You may be able to deposit just $49 or $99 and still get a credit line of $200. After five months, Capital One will raise your credit line if you make your first five monthly payments on time.

Contact your current bank for US credit card offers

If you already have a relationship with a financial institution in your home country, check if it offers credit cards in the US. Since you’re already a customer, you may be able to open a card without a US credit history.

American Express and Barclays are two companies that might lend a hand for your move. Each company will check your existing payment history to see if it can extend credit to you in the US.

Do I really need a credit card if I’m a new immigrant?

Consider these factors before deciding whether or not you really need to get a credit card in the US:

  • What will your spending look like?
    If you’ll be making frequent or large purchases in the United States, it makes a lot of sense to get a credit card. Otherwise, you might simply stick with simpler options such as debit cards and cash.
  • How long will you stay in the US?
    If you’re staying in the country for just a short while, it might not be worth applying for and maintaining a new credit card.
  • Are you ready to use credit responsibly?
    While you don’t have established credit in the United States yet, you won’t help your credit if you don’t make payments on time or if you rack up high levels of debt.

How to choose the best credit card for new immigrants

These factors can help you decide on your new credit card:

  • Will you be working?
    The Jasper Cash Back Mastercard® is aimed at relocating professionals.
  • Do you live in a country such as Australia, Canada, India, Mexico or the United Kingdom?
    You may be able to use your existing credit history to apply for a personal Amex card.
  • Do you feel you have potential red flags, such as low income or high existing debt?
    If you feel you might have trouble getting approved for an unsecured card, consider secured cards such as the the Capital One® Secured Mastercard®.

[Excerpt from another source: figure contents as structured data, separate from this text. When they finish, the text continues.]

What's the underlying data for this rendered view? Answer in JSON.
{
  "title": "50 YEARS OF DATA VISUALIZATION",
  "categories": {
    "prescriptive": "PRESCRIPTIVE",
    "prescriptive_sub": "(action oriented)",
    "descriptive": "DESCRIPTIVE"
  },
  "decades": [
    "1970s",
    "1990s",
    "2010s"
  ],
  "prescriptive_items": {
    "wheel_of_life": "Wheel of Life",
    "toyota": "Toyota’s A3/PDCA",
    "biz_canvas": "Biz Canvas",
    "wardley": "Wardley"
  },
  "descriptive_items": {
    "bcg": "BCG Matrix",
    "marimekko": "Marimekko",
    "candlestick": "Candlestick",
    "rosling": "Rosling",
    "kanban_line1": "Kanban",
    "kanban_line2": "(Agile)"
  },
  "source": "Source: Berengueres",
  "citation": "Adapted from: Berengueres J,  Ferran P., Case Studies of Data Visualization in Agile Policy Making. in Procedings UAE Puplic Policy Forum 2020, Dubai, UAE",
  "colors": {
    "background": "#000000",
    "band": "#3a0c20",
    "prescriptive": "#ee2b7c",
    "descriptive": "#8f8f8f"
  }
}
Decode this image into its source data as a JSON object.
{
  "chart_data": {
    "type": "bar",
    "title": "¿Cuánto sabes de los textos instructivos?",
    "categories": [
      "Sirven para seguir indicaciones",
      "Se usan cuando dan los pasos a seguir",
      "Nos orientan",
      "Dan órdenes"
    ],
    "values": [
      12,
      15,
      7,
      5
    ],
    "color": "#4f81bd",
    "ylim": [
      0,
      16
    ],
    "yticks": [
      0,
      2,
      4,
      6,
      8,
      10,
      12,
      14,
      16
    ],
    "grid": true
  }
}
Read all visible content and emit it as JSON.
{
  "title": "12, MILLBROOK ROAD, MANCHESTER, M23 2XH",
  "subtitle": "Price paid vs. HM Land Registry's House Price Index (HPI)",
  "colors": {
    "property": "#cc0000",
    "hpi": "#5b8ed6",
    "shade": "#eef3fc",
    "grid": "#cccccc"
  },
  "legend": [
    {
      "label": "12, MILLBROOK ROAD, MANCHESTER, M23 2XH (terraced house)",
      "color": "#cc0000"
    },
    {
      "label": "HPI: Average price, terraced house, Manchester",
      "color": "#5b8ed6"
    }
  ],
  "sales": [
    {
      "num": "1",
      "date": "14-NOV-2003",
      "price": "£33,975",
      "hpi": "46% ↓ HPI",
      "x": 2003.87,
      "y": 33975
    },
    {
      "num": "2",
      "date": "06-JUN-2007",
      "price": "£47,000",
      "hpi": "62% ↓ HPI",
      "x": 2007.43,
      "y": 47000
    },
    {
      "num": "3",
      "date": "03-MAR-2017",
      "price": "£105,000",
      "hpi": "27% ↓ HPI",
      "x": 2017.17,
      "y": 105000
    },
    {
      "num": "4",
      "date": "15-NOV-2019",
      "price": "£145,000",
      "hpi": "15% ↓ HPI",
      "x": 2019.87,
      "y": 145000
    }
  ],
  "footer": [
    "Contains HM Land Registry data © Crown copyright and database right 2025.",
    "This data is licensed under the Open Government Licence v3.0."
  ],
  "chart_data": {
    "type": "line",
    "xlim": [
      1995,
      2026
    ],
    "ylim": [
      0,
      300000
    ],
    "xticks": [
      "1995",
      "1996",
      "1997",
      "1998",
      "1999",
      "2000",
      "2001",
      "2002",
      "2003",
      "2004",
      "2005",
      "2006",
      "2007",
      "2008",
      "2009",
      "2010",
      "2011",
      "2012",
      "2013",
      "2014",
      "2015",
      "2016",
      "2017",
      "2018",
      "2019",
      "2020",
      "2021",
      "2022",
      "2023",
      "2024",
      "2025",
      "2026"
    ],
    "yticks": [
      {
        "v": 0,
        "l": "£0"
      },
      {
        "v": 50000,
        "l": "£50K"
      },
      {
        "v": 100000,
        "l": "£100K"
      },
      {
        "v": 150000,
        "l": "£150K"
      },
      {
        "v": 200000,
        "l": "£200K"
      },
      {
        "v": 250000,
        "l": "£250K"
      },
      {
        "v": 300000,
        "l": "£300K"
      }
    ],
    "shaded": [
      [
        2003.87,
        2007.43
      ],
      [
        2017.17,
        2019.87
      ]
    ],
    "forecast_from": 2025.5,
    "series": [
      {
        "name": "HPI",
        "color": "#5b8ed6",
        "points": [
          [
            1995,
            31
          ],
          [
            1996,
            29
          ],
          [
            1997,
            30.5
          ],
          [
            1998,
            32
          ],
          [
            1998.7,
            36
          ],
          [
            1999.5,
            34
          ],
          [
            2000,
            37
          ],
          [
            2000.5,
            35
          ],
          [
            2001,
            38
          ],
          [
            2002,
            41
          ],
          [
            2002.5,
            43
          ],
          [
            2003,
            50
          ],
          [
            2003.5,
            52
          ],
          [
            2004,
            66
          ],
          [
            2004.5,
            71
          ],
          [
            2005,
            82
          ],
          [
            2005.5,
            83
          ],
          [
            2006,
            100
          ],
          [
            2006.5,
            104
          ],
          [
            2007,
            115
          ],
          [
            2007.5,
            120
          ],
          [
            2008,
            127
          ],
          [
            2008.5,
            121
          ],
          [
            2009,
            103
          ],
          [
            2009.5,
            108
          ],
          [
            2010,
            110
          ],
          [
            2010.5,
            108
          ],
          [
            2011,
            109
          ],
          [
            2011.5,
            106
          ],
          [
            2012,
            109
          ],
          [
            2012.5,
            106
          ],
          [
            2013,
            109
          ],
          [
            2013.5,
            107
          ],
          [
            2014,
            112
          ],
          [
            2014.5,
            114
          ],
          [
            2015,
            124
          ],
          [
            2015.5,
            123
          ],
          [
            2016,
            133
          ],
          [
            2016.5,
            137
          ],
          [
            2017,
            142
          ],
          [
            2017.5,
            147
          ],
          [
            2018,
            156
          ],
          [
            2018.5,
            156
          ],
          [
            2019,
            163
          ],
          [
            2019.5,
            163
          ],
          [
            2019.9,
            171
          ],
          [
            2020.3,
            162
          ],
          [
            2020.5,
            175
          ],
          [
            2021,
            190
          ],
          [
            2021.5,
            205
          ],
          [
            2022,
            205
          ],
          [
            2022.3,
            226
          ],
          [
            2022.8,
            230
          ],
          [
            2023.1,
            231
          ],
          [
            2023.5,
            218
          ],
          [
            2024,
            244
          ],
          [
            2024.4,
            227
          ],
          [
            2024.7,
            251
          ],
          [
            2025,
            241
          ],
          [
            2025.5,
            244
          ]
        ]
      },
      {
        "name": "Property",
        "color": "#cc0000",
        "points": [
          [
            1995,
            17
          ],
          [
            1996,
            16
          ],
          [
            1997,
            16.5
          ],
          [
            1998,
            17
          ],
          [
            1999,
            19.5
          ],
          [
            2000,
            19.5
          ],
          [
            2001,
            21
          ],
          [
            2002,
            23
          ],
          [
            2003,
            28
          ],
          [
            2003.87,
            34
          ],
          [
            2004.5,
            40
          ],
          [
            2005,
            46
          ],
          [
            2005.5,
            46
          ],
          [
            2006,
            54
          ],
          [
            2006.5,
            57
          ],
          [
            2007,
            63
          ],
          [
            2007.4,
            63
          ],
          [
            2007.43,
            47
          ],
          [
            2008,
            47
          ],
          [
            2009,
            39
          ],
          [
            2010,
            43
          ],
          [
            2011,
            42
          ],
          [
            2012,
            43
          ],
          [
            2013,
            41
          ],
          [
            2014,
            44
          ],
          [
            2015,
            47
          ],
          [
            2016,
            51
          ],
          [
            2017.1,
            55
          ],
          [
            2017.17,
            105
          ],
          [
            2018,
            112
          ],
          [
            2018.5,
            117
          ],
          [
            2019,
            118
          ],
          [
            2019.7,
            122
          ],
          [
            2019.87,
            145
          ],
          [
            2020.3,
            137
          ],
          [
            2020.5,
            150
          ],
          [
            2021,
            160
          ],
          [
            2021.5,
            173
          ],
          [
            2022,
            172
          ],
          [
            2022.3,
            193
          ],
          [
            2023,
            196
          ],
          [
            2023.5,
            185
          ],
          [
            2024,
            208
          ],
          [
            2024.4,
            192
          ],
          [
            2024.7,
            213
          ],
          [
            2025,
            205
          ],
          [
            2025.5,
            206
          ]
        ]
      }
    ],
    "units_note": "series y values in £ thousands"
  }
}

What do I need to apply for a credit card in the US?

Required information for your card application depends on your credit card provider. It might include:

  • Permanent address. A mailing address for the provider’s records.
  • Individual Taxpayer Identification Number (ITIN). You can apply for one with the IRS and use it in place of a Social Security number.
  • Source of income. Most likely, a provider will ask about your employment and annual income.
  • Bank account. A provider may ask for your bank account details so it can evaluate your income, spending habits and other risk factors.
  • Immigration documents. After you apply, your provider may ask you for some immigration documents, such as your visa.

Establishing credit history as an immigrant in the US

When you have a good credit score it does you much more good than boosting your chances at being approved for a credit card. It can help you secure housing, give you a lower interest rate on a loan, make you a more attractive candidate for a job and more.

By using your credit card responsibly, you’ll slowly build a credit history.

What about secured credit cards?

Getting a secured credit card is another great way to build credit. Because you can only get this type of card by putting down a security deposit, more providers are willing to offer it to consumers without credit histories.

Bear in mind that secured cards tend to have smaller maximum credit limits, typically tied to your security deposit. They also tend to have fewer perks and features. But if you don’t mind these limitations, a secured card is just as good as an unsecured card at building your credit score.

Bottom line

Card providers like CreditStacks and Deserve welcome applications from immigrants, and look beyond your credit score when deciding whether to lend to you. Also, consider one of the top secured credit cards, among which there are many choices.